Addressing a gathering at the Wilson Center, a Washington think-tank, US South Asia Assistant Secretary Alice Wells said the multi-billion-dollar project would take a toll on Pakistan's economy, Dawn reported.
Wells emphasised the CPEC was not an aid to Pakistan but a form of financing that guaranteed profits for Chinese enterprises, with little benefits for Islamabad. "The CPEC's most expensive single project is upgrading the railway from Karachi to Peshawar. When the project was initially announced, the cost was set at $8.2 billion," she said.
But in October 2018, Pakistan's Railways Minister announced that they had negotiated the cost down to $6.2 billion, a saving of $2 billion, she said. "He explained that Pakistan is a poor country and can't afford this huge burden of loans," the US diplomat said.
But according to recent media reports the price had risen to $9 billion, she said. "So, why doesn't the Pakistani public know the price for CPEC's most expensive project or how it's being determined?"
The US diplomat pointed to the long-term effects of China's "financing practices" and urged Islamabad to assess "the burdens that are falling on the new government". The current debt included an estimated $15 billion to the Chinese government and $6.7 billion in Chinese commercial debt, the diplomat said.
Wells asserted that China was providing loans, not grants, as the US.

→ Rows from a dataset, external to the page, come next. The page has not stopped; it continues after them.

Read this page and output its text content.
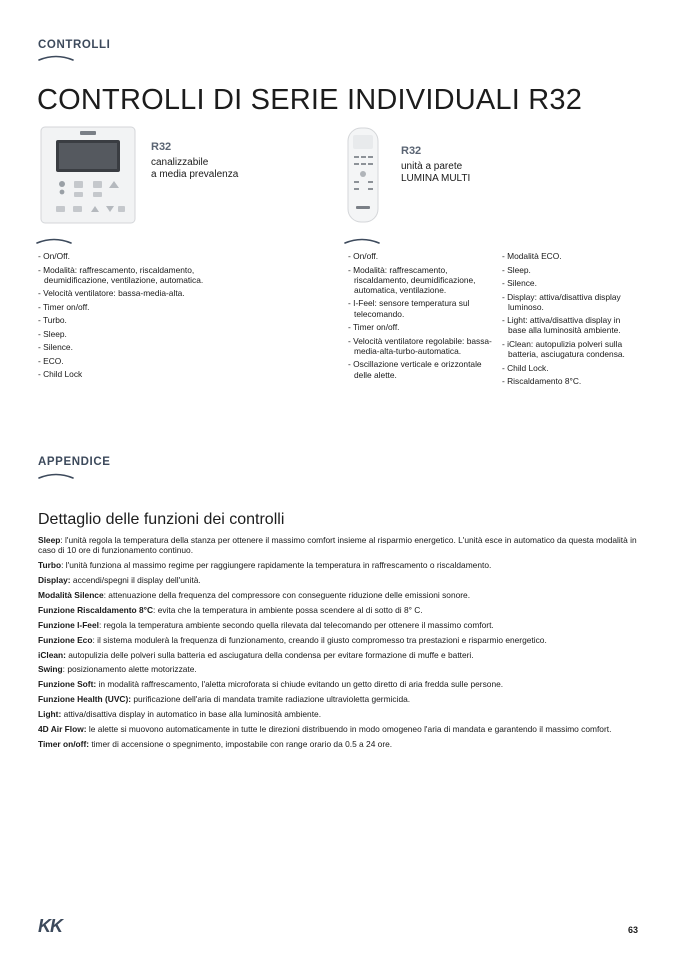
CONTROLLI
CONTROLLI DI SERIE INDIVIDUALI R32
R32
canalizzabile
a media prevalenza
R32
unità a parete
LUMINA MULTI
- On/Off.
- Modalità: raffrescamento, riscaldamento, deumidificazione, ventilazione, automatica.
- Velocità ventilatore: bassa-media-alta.
- Timer on/off.
- Turbo.
- Sleep.
- Silence.
- ECO.
- Child Lock
- On/off.
- Modalità: raffrescamento, riscaldamento, deumidificazione, automatica, ventilazione.
- I-Feel: sensore temperatura sul telecomando.
- Timer on/off.
- Velocità ventilatore regolabile: bassa-media-alta-turbo-automatica.
- Oscillazione verticale e orizzontale delle alette.
- Modalità ECO.
- Sleep.
- Silence.
- Display: attiva/disattiva display luminoso.
- Light: attiva/disattiva display in base alla luminosità ambiente.
- iClean: autopulizia polveri sulla batteria, asciugatura condensa.
- Child Lock.
- Riscaldamento 8°C.
APPENDICE
Dettaglio delle funzioni dei controlli

Sleep: l'unità regola la temperatura della stanza per ottenere il massimo comfort insieme al risparmio energetico. L'unità esce in automatico da questa modalità in caso di 10 ore di funzionamento continuo.

Turbo: l'unità funziona al massimo regime per raggiungere rapidamente la temperatura in raffrescamento o riscaldamento.

Display: accendi/spegni il display dell'unità.

Modalità Silence: attenuazione della frequenza del compressore con conseguente riduzione delle emissioni sonore.

Funzione Riscaldamento 8°C: evita che la temperatura in ambiente possa scendere al di sotto di 8° C.

Funzione I-Feel: regola la temperatura ambiente secondo quella rilevata dal telecomando per ottenere il massimo comfort.

Funzione Eco: il sistema modulerà la frequenza di funzionamento, creando il giusto compromesso tra prestazioni e risparmio energetico.

iClean: autopulizia delle polveri sulla batteria ed asciugatura della condensa per evitare formazione di muffe e batteri.

Swing: posizionamento alette motorizzate.

Funzione Soft: in modalità raffrescamento, l'aletta microforata si chiude evitando un getto diretto di aria fredda sulle persone.

Funzione Health (UVC): purificazione dell'aria di mandata tramite radiazione ultravioletta germicida.

Light: attiva/disattiva display in automatico in base alla luminosità ambiente.

4D Air Flow: le alette si muovono automaticamente in tutte le direzioni distribuendo in modo omogeneo l'aria di mandata e garantendo il massimo comfort.

Timer on/off: timer di accensione o spegnimento, impostabile con range orario da 0.5 a 24 ore.

KK	63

"It's clear or needs to be clear that the CPEC is not about aid. This is almost always the form of loans or other forms of financing, often non-concessional with sovereign guarantees or guaranteed profits for Chinese state-owned enterprises that are repatriated to China," she said.
"Now, together with non-CPEC Chinese debts payments, China is going to take a growing toll on the Pakistan economy, especially when the bulk of payment starts to come due in the four-six years."